Radical leftist Alexis Tsipras said Sunday that international creditors had committed a "crime" against southern Europe and should pay reparations for hardships endured under austerity regimes.
Tsipras, whose Syriza party leads in opinion polls over the ruling conservative New Democracy party, told the weekly Real News that the creditors had "knowingly led (Greece) to the greatest humanitarian disaster" through faulty fiscal calculations.
"We find ourselves before a new generation of reparations," said Tsipras, 39, who is among candidates to become the next president of the European Commission.
"A Syriza government will not let this crime against the country and the European south stand," he said in the interview.
Greece's multi-billion-euro EU-IMF bailout in 2010 saved the country from bankruptcy, but the austerity measures dictated by the creditors plunged the country into a deep recession.
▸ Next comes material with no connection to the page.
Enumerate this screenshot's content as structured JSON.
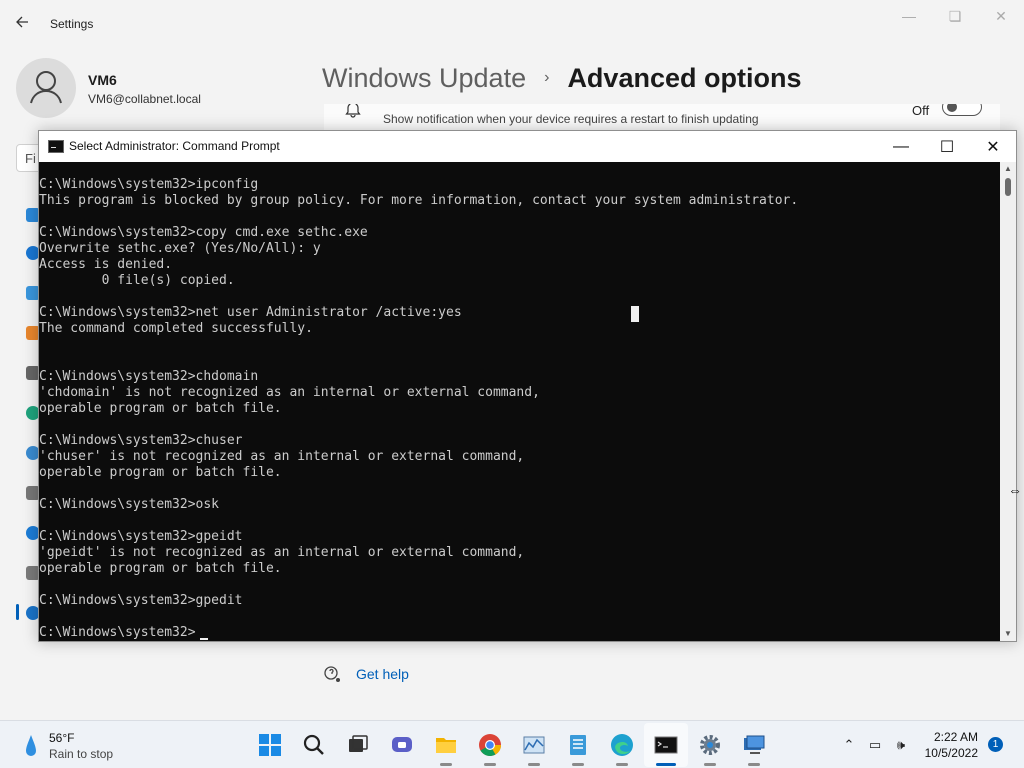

Prime Minister Antonis Samaras faces risky local elections in May in which Tsipras's Syriza is poised to score major gains.
The prime minister has ruled out the holding of early general elections before his term expires in 2016, but it looks likely that early ballots will be required next year to enable parliament to elect a new president.
Tsipras said his first act if elected prime minister would be to "abolish" the bailout agreement.
The firebrand leftist leader has repeatedly called for an international conference to cancel the debt of the recession-hit countries of southern Europe.
His point of reference is the 1953 London conference at which 22 countries including Greece wrote off a large part of Germany's debt after World War II to allow its economy to recover.